Este cambio de paradigma también se refleja en los perfiles profesionales. Más del 10% de los puestos actuales no existían en el año 2000: ingenieros de IA, consultores de implementación o directores de estrategia de inteligencia artificial. LinkedIn identificó la alfabetización en IA como la habilidad más demandada, junto con adaptabilidad y pensamiento innovador.
El balance laboral es complejo. Para 2030 se crearán 170 millones de empleos, pero desaparecerán 92 millones, con una transformación radical de hasta el 70% de las habilidades requeridas en casi todos los trabajos. La automatización alcanzará también a la vida personal, con la previsión de liberar hasta tres horas diarias mediante asistentes digitales.
No obstante, los desafíos son claros: solo el 50% de los trabajadores de primera línea utilizan herramientas de IA con frecuencia. Este “techo de silicio” refleja una brecha de capacitación.
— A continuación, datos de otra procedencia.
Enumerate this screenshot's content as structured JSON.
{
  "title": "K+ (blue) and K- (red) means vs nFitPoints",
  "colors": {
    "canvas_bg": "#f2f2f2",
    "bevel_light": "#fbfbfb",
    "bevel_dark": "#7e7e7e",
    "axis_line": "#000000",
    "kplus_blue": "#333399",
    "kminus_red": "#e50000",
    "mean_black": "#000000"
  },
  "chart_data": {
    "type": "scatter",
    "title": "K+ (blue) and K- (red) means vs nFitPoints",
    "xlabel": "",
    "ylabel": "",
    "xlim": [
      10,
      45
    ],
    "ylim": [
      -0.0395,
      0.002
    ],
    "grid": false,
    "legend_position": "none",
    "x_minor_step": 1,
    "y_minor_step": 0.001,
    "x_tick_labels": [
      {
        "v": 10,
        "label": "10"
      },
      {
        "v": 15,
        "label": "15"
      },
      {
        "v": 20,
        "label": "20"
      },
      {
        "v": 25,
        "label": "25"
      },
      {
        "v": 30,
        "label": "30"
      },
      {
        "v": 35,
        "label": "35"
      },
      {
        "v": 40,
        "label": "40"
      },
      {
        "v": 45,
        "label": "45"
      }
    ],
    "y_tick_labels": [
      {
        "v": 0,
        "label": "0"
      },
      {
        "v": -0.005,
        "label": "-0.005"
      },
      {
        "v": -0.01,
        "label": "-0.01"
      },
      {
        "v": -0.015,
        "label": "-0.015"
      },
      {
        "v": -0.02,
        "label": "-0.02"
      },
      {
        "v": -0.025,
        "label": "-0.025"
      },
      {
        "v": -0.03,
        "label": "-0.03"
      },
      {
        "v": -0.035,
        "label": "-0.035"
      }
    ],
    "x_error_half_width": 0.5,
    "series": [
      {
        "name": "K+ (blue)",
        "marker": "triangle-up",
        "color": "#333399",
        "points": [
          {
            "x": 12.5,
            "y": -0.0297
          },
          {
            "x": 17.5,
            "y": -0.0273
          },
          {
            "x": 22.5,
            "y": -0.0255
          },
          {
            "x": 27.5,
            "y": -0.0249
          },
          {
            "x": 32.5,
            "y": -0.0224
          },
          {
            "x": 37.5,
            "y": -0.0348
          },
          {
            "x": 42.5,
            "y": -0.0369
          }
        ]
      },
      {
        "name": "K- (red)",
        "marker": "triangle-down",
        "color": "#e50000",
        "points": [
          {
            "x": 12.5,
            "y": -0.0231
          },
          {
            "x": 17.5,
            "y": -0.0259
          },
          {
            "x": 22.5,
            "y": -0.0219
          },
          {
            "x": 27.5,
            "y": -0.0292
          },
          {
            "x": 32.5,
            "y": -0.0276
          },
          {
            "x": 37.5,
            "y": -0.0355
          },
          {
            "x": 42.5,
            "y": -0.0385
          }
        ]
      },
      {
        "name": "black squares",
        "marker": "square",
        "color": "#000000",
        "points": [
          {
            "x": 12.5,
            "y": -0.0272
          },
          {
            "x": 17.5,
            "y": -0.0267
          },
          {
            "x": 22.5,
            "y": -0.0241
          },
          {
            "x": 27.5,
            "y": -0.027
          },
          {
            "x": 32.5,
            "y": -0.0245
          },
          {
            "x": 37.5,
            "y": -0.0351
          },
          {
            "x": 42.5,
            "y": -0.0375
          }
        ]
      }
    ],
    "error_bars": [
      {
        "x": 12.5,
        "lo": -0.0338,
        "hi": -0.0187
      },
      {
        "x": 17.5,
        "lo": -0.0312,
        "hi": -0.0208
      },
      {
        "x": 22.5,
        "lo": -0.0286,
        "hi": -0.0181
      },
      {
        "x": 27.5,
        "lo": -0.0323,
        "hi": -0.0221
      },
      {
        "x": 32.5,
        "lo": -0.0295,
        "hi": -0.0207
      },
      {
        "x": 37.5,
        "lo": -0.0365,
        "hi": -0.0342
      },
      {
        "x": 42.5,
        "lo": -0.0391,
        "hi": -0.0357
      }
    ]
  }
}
A ello se suma la lentitud de las empresas: el 47% de los ejecutivos reconoce desarrollar demasiado despacio, en parte por la falta de talento especializado.
Los empleados muestran preocupaciones muy concretas: 51% teme por la ciberseguridad, 50% por errores en los resultados y 43% por la pérdida de privacidad. Paradójicamente, el 71% confía más en sus empleadores que en las universidades o las grandes tecnológicas para garantizar un despliegue ético.
La cronología de la transformación es clara: 2023 fue el año de la experimentación, 2024 el de la adopción masiva y 2025 quedó marcado como el año de la disrupción funcional. El futuro ya llegó y la conclusión es contundente: las empresas que actúan con audacia capturan beneficios reales, mientras que las que esperan quedarán atrás en la mayor reconfiguración laboral desde la revolución industrial.